A groan went up in that hall. Lazarus may have led it but it seemed to be unanimous.
“—who lacks a technical background. But I do know that engineering progress depends on accurate instruments, and that accurate instruments ever since the twentieth century—my century—have depended on progress in electronics. My number-one husband Jake Burroughs and Dr. Libby Long and Dr. Deety Carter are whipping up a little doozy combining Jake’s space-time twister with television and the ordinary snooper-scope. With it you will be able not only to watch what your wife is doing while you are away overnight but also to watch what she will be doing ten years from now. Or fifty. Or five hundred.
“Or it could let the Circle of Ouroboros see what would be the result of an intervention before it is too late to refrain. Maybe. With the unique power of Holmes IV—maybe yes. We’ll see. But it is as certain as anything can be in this quicksand world that Mike Holmes IV can improve the performance of the Circle of Ouroboros enormously even if the supersnooperscope never comes on line.
“Since we are trying hard to make things better, more decent, happier for everyone, I hope that you will see that Task Adam Selene is worth doing. Any questions?”
“I have one, Hilda.”
“Yes, Jubal?”
“Has our friend Richard been indoctrinated in the concept of the World as Myth?”
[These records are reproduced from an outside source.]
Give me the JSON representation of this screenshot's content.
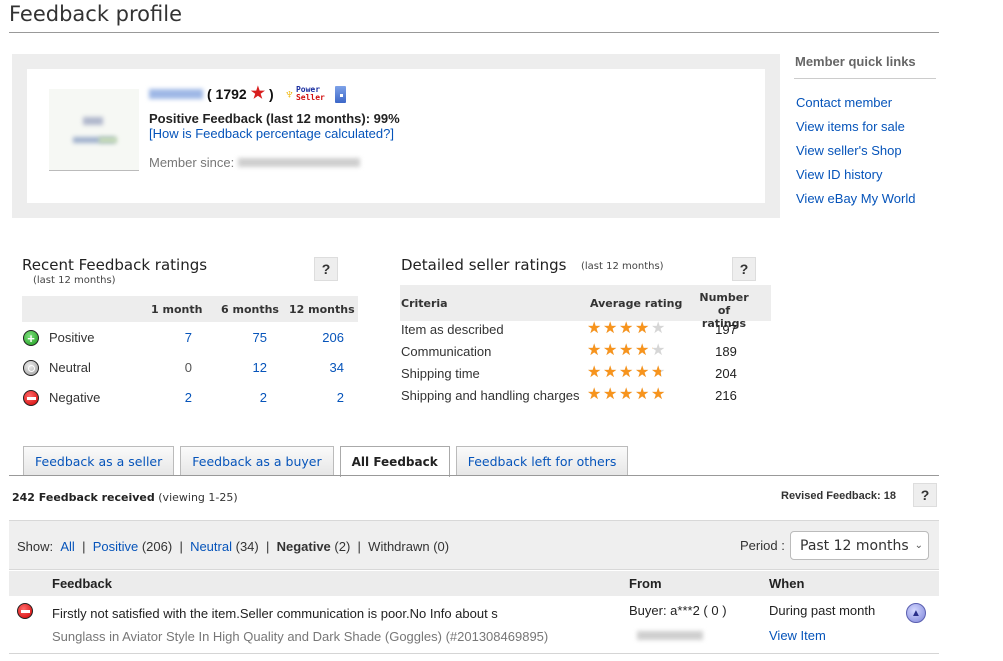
{
  "page": {
    "title": "Feedback profile"
  },
  "profile": {
    "score": "( 1792",
    "score_close": ")",
    "power_seller_line1": "Power",
    "power_seller_line2": "Seller",
    "positive_feedback": "Positive Feedback (last 12 months): 99%",
    "how_calculated_link": "[How is Feedback percentage calculated?]",
    "member_since_label": "Member since:"
  },
  "quick_links": {
    "title": "Member quick links",
    "items": [
      {
        "label": "Contact member"
      },
      {
        "label": "View items for sale"
      },
      {
        "label": "View seller's Shop"
      },
      {
        "label": "View ID history"
      },
      {
        "label": "View eBay My World"
      }
    ]
  },
  "recent_ratings": {
    "title": "Recent Feedback ratings",
    "subtitle": "(last 12 months)",
    "help": "?",
    "columns": [
      "1 month",
      "6 months",
      "12 months"
    ],
    "rows": [
      {
        "type": "positive",
        "label": "Positive",
        "values": [
          "7",
          "75",
          "206"
        ]
      },
      {
        "type": "neutral",
        "label": "Neutral",
        "values": [
          "0",
          "12",
          "34"
        ]
      },
      {
        "type": "negative",
        "label": "Negative",
        "values": [
          "2",
          "2",
          "2"
        ]
      }
    ]
  },
  "detailed_ratings": {
    "title": "Detailed seller ratings",
    "subtitle": "(last 12 months)",
    "help": "?",
    "col_criteria": "Criteria",
    "col_average": "Average rating",
    "col_count_line1": "Number of",
    "col_count_line2": "ratings",
    "rows": [
      {
        "criteria": "Item as described",
        "rating": 4.0,
        "count": "197"
      },
      {
        "criteria": "Communication",
        "rating": 4.1,
        "count": "189"
      },
      {
        "criteria": "Shipping time",
        "rating": 4.6,
        "count": "204"
      },
      {
        "criteria": "Shipping and handling charges",
        "rating": 5.0,
        "count": "216"
      }
    ]
  },
  "tabs": [
    {
      "label": "Feedback as a seller",
      "active": false
    },
    {
      "label": "Feedback as a buyer",
      "active": false
    },
    {
      "label": "All Feedback",
      "active": true
    },
    {
      "label": "Feedback left for others",
      "active": false
    }
  ],
  "summary": {
    "received": "242 Feedback received",
    "viewing": "(viewing 1-25)",
    "revised": "Revised Feedback: 18",
    "help": "?"
  },
  "filter": {
    "show_label": "Show:",
    "all": "All",
    "positive": "Positive",
    "positive_count": "(206)",
    "neutral": "Neutral",
    "neutral_count": "(34)",
    "negative": "Negative",
    "negative_count": "(2)",
    "withdrawn": "Withdrawn (0)",
    "separator": "|",
    "period_label": "Period :",
    "period_value": "Past 12 months"
  },
  "feedback_table": {
    "col_feedback": "Feedback",
    "col_from": "From",
    "col_when": "When",
    "rows": [
      {
        "type": "negative",
        "comment": "Firstly not satisfied with the item.Seller communication is poor.No Info about s",
        "item": "Sunglass in Aviator Style In High Quality and Dark Shade (Goggles) (#201308469895)",
        "from": "Buyer: a***2 ( 0 )",
        "when": "During past month",
        "view_item": "View Item"
      }
    ]
  }
}
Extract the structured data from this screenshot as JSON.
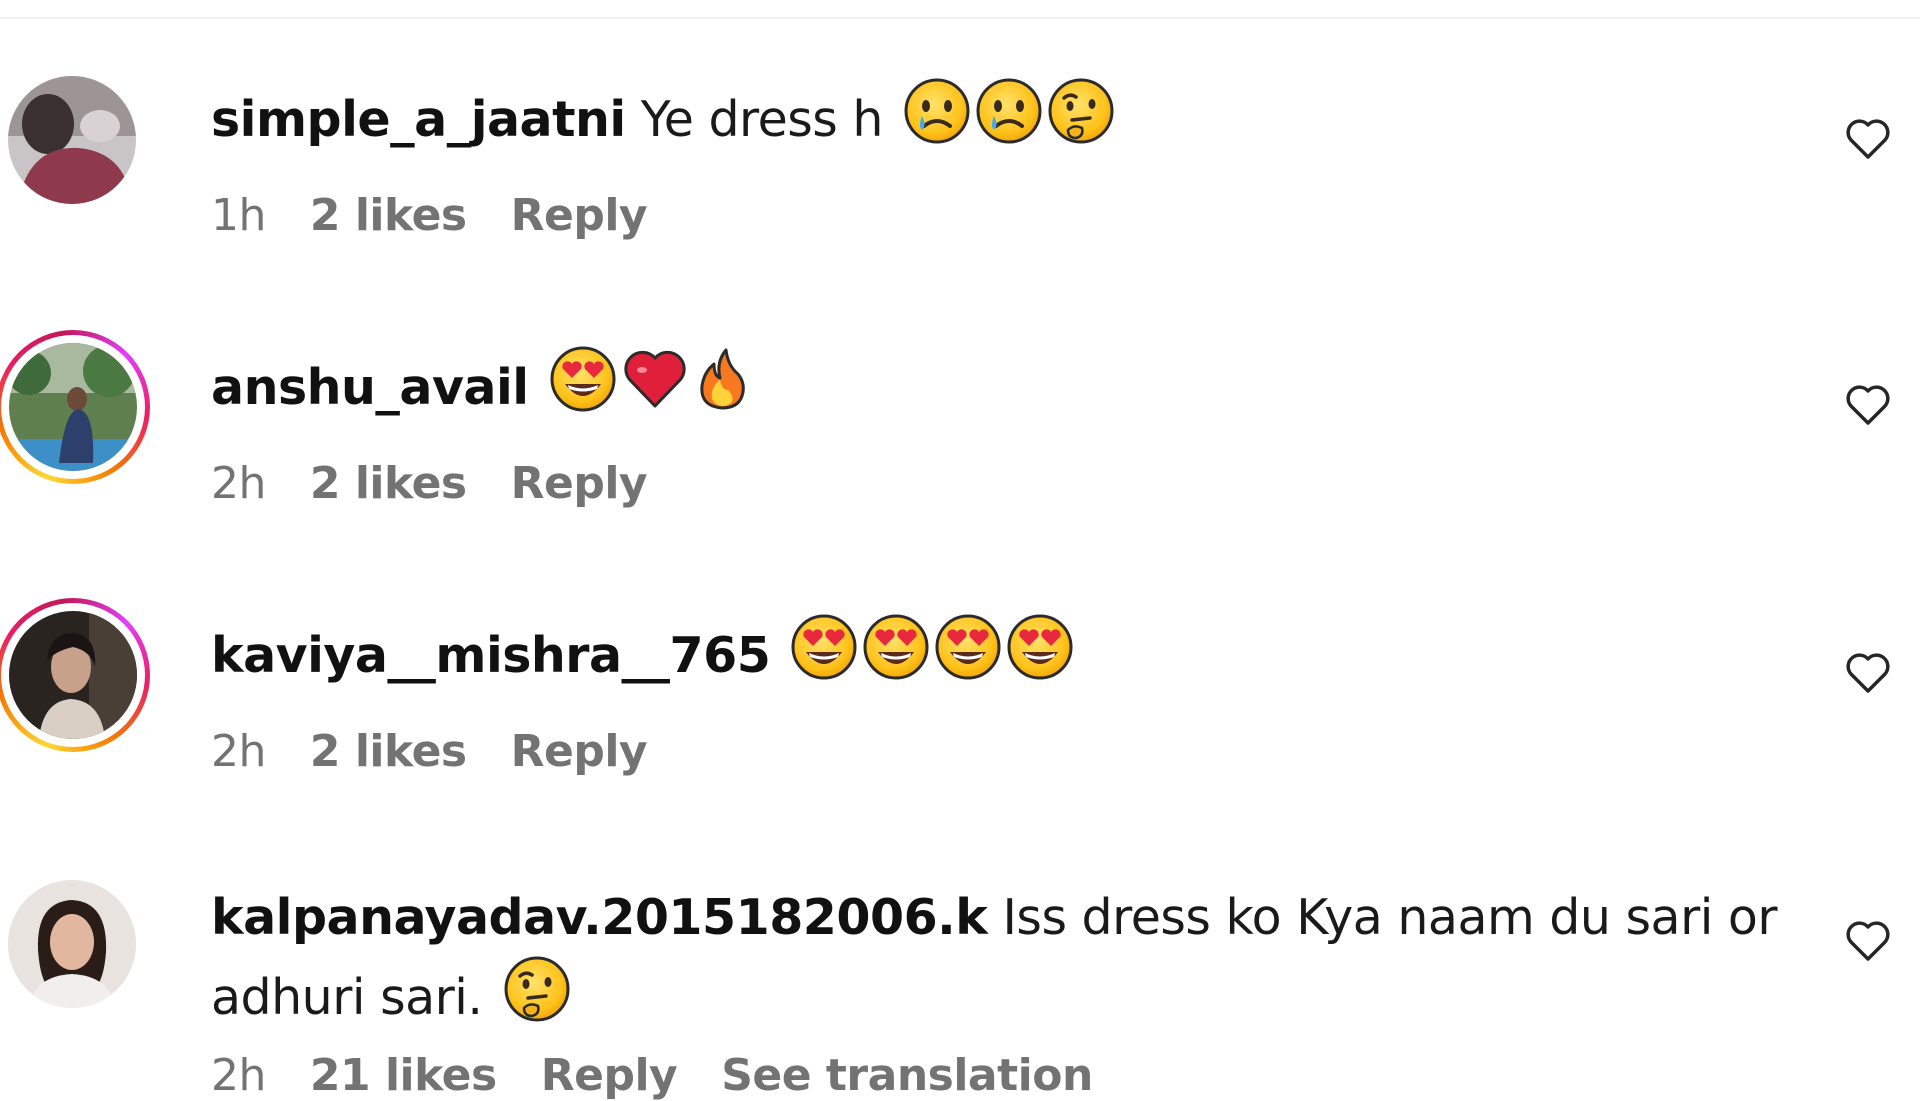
{
  "comments": [
    {
      "username": "simple_a_jaatni",
      "text": "Ye dress h",
      "emojis": [
        "sad-tear-emoji",
        "sad-tear-emoji",
        "thinking-emoji"
      ],
      "time": "1h",
      "likes": "2 likes",
      "reply": "Reply",
      "story_ring": false
    },
    {
      "username": "anshu_avail",
      "text": "",
      "emojis": [
        "heart-eyes-emoji",
        "red-heart-emoji",
        "fire-emoji"
      ],
      "time": "2h",
      "likes": "2 likes",
      "reply": "Reply",
      "story_ring": true
    },
    {
      "username": "kaviya__mishra__765",
      "text": "",
      "emojis": [
        "heart-eyes-emoji",
        "heart-eyes-emoji",
        "heart-eyes-emoji",
        "heart-eyes-emoji"
      ],
      "time": "2h",
      "likes": "2 likes",
      "reply": "Reply",
      "story_ring": true
    },
    {
      "username": "kalpanayadav.2015182006.k",
      "text_line1": "Iss dress ko Kya naam du sari or",
      "text_line2": "adhuri sari.",
      "emojis": [
        "thinking-emoji"
      ],
      "time": "2h",
      "likes": "21 likes",
      "reply": "Reply",
      "translate": "See translation",
      "story_ring": false
    }
  ],
  "colors": {
    "username": "#111111",
    "meta": "#737373",
    "divider": "#efefef",
    "story_ring": [
      "#fdd835",
      "#f57c00",
      "#e91e63",
      "#e040fb"
    ]
  },
  "icons": {
    "like": "heart-outline-icon"
  }
}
“I barely mentioned it, once, in telling him how we four—Zeb and Deety, Jake and I—were hounded off our planet and erased out of the script. I think Hazel has done better. Richard?”
“Not anything I could get my teeth into. Nothing that made sense. And—forgive me, Hilda—I found your story hard to swallow.”
“Of course, dear; I don’t believe it myself. Except late at night. Jubal, you had better take it.”